Harney previously received compensation for being physically and emotionally abused, as well as forced into labour, in an industrial school. As such, she believes she will be ineligible to apply for redress for her time in Bessborough and the impact it had on her life.

Harney stated: “I got redress for the 12 and a half years I spent in an industrial school, but I’m not entitled to redress for the two and a half years that I spent in Bessborough?

“They are two separate things. It was my birth and incarceration in the mother and baby home that led to my being put in an industrial school.

“It’s as though the first five and half years of abuse in my life don’t really matter,” she said.

Harney said that while it is welcome that all mothers who spent time in an institution will be eligible for some form of payment, the overall approach is “discriminatory” and will exclude many survivors.

“My mother is dead so she can’t claim any compensation.
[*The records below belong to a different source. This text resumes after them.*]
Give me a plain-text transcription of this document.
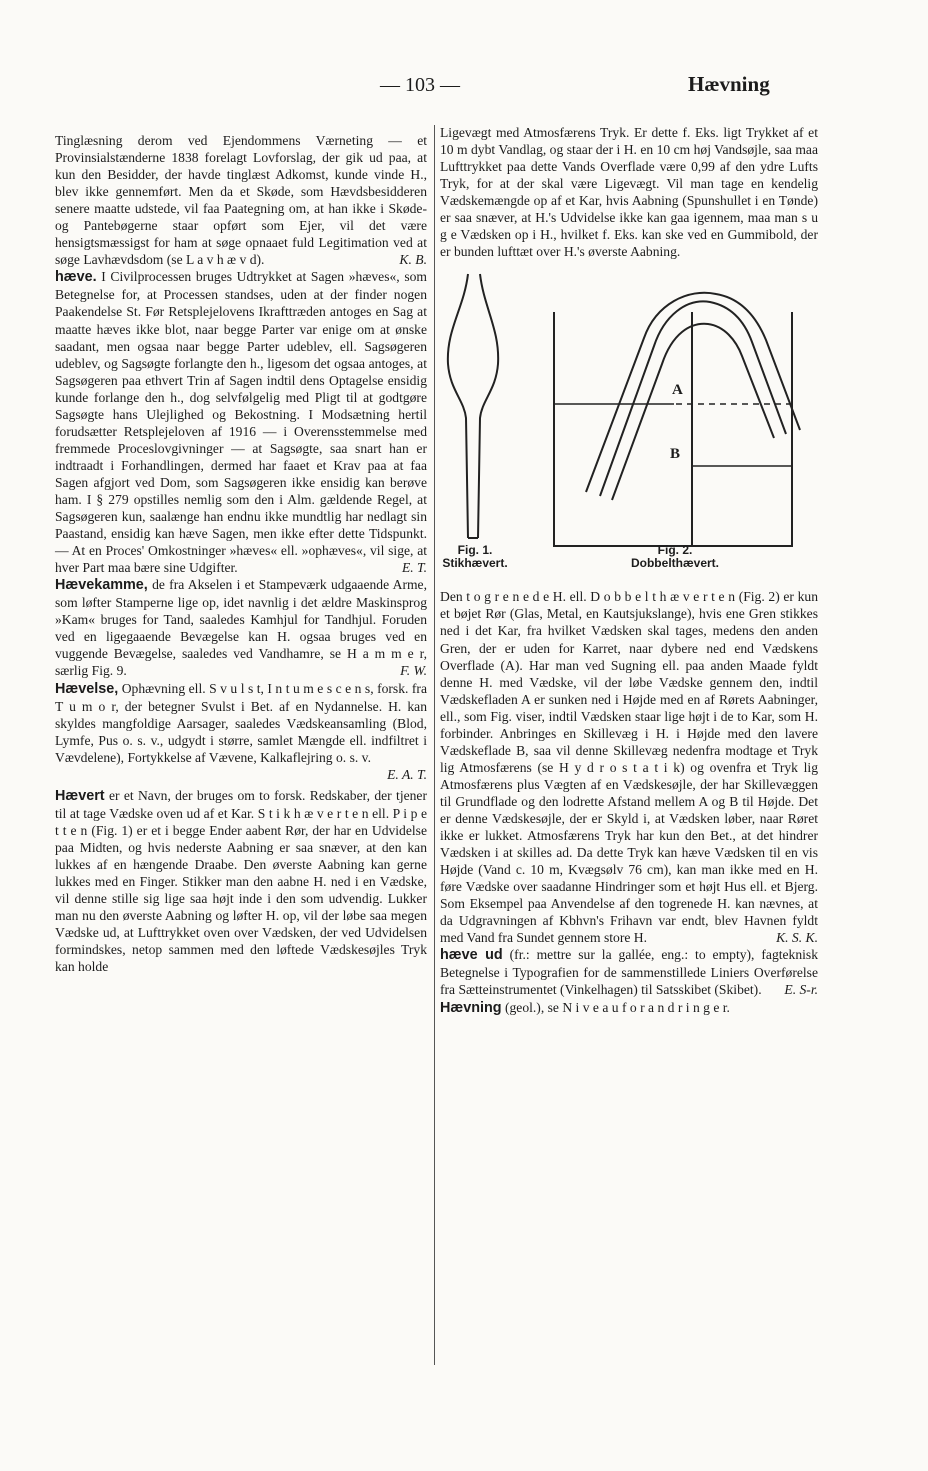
— 103 —	Hævning

Tinglæsning derom ved Ejendommens Værneting — et Provinsialstænderne 1838 forelagt Lovforslag, der gik ud paa, at kun den Besidder, der havde tinglæst Adkomst, kunde vinde H., blev ikke gennemført. Men da et Skøde, som Hævdsbesidderen senere maatte udstede, vil faa Paategning om, at han ikke i Skøde- og Pantebøgerne staar opført som Ejer, vil det være hensigtsmæssigst for ham at søge opnaaet fuld Legitimation ved at søge Lavhævdsdom (se L a v h æ v d).	K. B.

hæve. I Civilprocessen bruges Udtrykket at Sagen »hæves«, som Betegnelse for, at Processen standses, uden at der finder nogen Paakendelse St. Før Retsplejelovens Ikrafttræden antoges en Sag at maatte hæves ikke blot, naar begge Parter var enige om at ønske saadant, men ogsaa naar begge Parter udeblev, ell. Sagsøgeren udeblev, og Sagsøgte forlangte den h., ligesom det ogsaa antoges, at Sagsøgeren paa ethvert Trin af Sagen indtil dens Optagelse ensidig kunde forlange den h., dog selvfølgelig med Pligt til at godtgøre Sagsøgte hans Ulejlighed og Bekostning. I Modsætning hertil forudsætter Retsplejeloven af 1916 — i Overensstemmelse med fremmede Proceslovgivninger — at Sagsøgte, saa snart han er indtraadt i Forhandlingen, dermed har faaet et Krav paa at faa Sagen afgjort ved Dom, som Sagsøgeren ikke ensidig kan berøve ham. I § 279 opstilles nemlig som den i Alm. gældende Regel, at Sagsøgeren kun, saalænge han endnu ikke mundtlig har nedlagt sin Paastand, ensidig kan hæve Sagen, men ikke efter dette Tidspunkt. — At en Proces' Omkostninger »hæves« ell. »ophæves«, vil sige, at hver Part maa bære sine Udgifter.	E. T.

Hævekamme, de fra Akselen i et Stampeværk udgaaende Arme, som løfter Stamperne lige op, idet navnlig i det ældre Maskinsprog »Kam« bruges for Tand, saaledes Kamhjul for Tandhjul. Foruden ved en ligegaaende Bevægelse kan H. ogsaa bruges ved en vuggende Bevægelse, saaledes ved Vandhamre, se H a m m e r, særlig Fig. 9.	F. W.

Hævelse, Ophævning ell. S v u l s t, I n t u m e s c e n s, forsk. fra T u m o r, der betegner Svulst i Bet. af en Nydannelse. H. kan skyldes mangfoldige Aarsager, saaledes Vædskeansamling (Blod, Lymfe, Pus o. s. v., udgydt i større, samlet Mængde ell. indfiltret i Vævdelene), Fortykkelse af Vævene, Kalkaflejring o. s. v.

E. A. T.

Hævert er et Navn, der bruges om to forsk. Redskaber, der tjener til at tage Vædske oven ud af et Kar. S t i k h æ v e r t e n ell. P i p e t t e n (Fig. 1) er et i begge Ender aabent Rør, der har en Udvidelse paa Midten, og hvis nederste Aabning er saa snæver, at den kan lukkes af en hængende Draabe. Den øverste Aabning kan gerne lukkes med en Finger. Stikker man den aabne H. ned i en Vædske, vil denne stille sig lige saa højt inde i den som udvendig. Lukker man nu den øverste Aabning og løfter H. op, vil der løbe saa megen Vædske ud, at Lufttrykket oven over Vædsken, der ved Udvidelsen formindskes, netop sammen med den løftede Vædskesøjles Tryk kan holde

Ligevægt med Atmosfærens Tryk. Er dette f. Eks. ligt Trykket af et 10 m dybt Vandlag, og staar der i H. en 10 cm høj Vandsøjle, saa maa Lufttrykket paa dette Vands Overflade være 0,99 af den ydre Lufts Tryk, for at der skal være Ligevægt. Vil man tage en kendelig Vædskemængde op af et Kar, hvis Aabning (Spunshullet i en Tønde) er saa snæver, at H.'s Udvidelse ikke kan gaa igennem, maa man s u g e Vædsken op i H., hvilket f. Eks. kan ske ved en Gummibold, der er bunden lufttæt over H.'s øverste Aabning.

A
B
Fig. 1.
Stikhævert.
Fig. 2.
Dobbelthævert.

Den t o g r e n e d e H. ell. D o b b e l t h æ v e r t e n (Fig. 2) er kun et bøjet Rør (Glas, Metal, en Kautsjukslange), hvis ene Gren stikkes ned i det Kar, fra hvilket Vædsken skal tages, medens den anden Gren, der er uden for Karret, naar dybere ned end Vædskens Overflade (A). Har man ved Sugning ell. paa anden Maade fyldt denne H. med Vædske, vil der løbe Vædske gennem den, indtil Vædskefladen A er sunken ned i Højde med en af Rørets Aabninger, ell., som Fig. viser, indtil Vædsken staar lige højt i de to Kar, som H. forbinder. Anbringes en Skillevæg i H. i Højde med den lavere Vædskeflade B, saa vil denne Skillevæg nedenfra modtage et Tryk lig Atmosfærens (se H y d r o s t a t i k) og ovenfra et Tryk lig Atmosfærens plus Vægten af en Vædskesøjle, der har Skillevæggen til Grundflade og den lodrette Afstand mellem A og B til Højde. Det er denne Vædskesøjle, der er Skyld i, at Vædsken løber, naar Røret ikke er lukket. Atmosfærens Tryk har kun den Bet., at det hindrer Vædsken i at skilles ad. Da dette Tryk kan hæve Vædsken til en vis Højde (Vand c. 10 m, Kvægsølv 76 cm), kan man ikke med en H. føre Vædske over saadanne Hindringer som et højt Hus ell. et Bjerg. Som Eksempel paa Anvendelse af den togrenede H. kan nævnes, at da Udgravningen af Kbhvn's Frihavn var endt, blev Havnen fyldt med Vand fra Sundet gennem store H.	K. S. K.

hæve ud (fr.: mettre sur la gallée, eng.: to empty), fagteknisk Betegnelse i Typografien for de sammenstillede Liniers Overførelse fra Sætteinstrumentet (Vinkelhagen) til Satsskibet (Skibet). E. S-r.

Hævning (geol.), se N i v e a u f o r a n d r i n g e r.
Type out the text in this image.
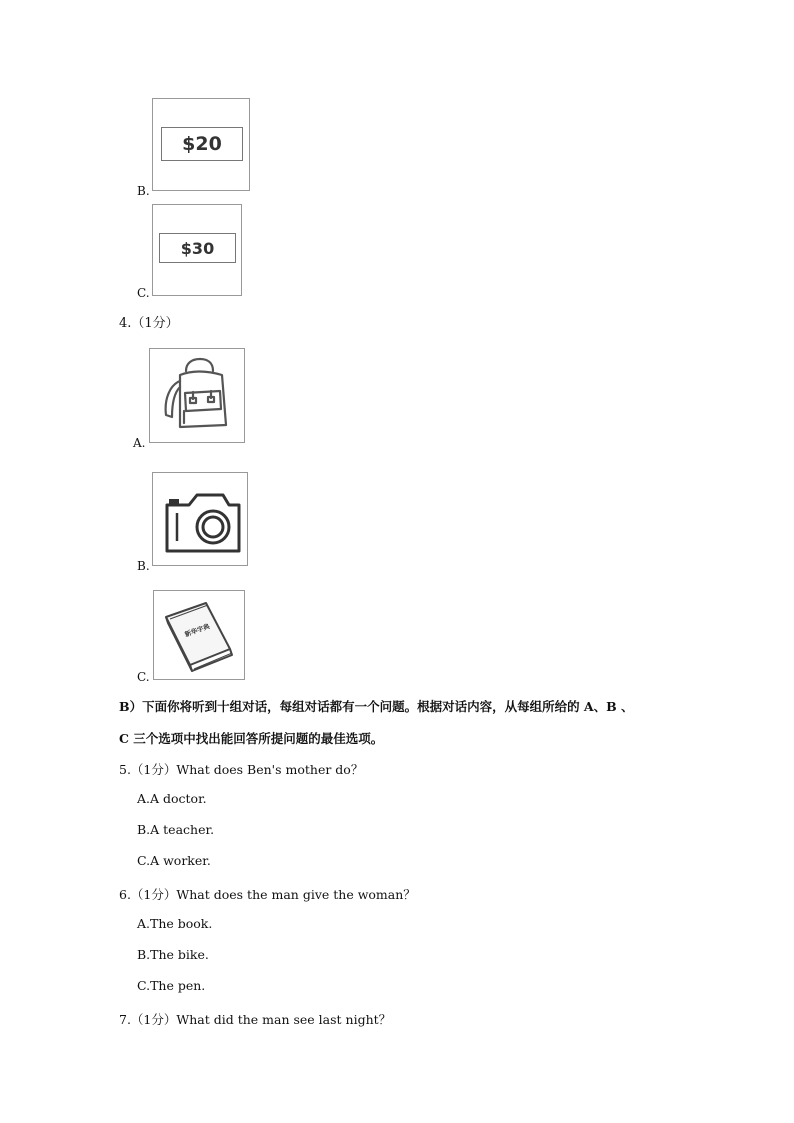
$20
B.
$30
C.
4.（1分）
A.
B.
新华字典
C.
B）下面你将听到十组对话，每组对话都有一个问题。根据对话内容，从每组所给的 A、B 、
C 三个选项中找出能回答所提问题的最佳选项。
5.（1分）What does Ben's mother do？
A.A doctor.
B.A teacher.
C.A worker.
6.（1分）What does the man give the woman？
A.The book.
B.The bike.
C.The pen.
7.（1分）What did the man see last night？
Any child who was in there for [less than six months] can’t claim any compensation. So some families who were separated will get nothing, absolutely nothing.”

Harney said she fears this redress scheme is following in the footsteps of the much criticised Magdalene laundries redress scheme and the residential abuse scheme.

Harney added that the lack of focus in the redress plan on survivors’ human rights amounts to “more whitewashing” from the Government.

The Government’s statement notes that the legal waiver may disappoint some people, but should not be seen as the State’s “failure to take responsibility” or be “truly accountable”.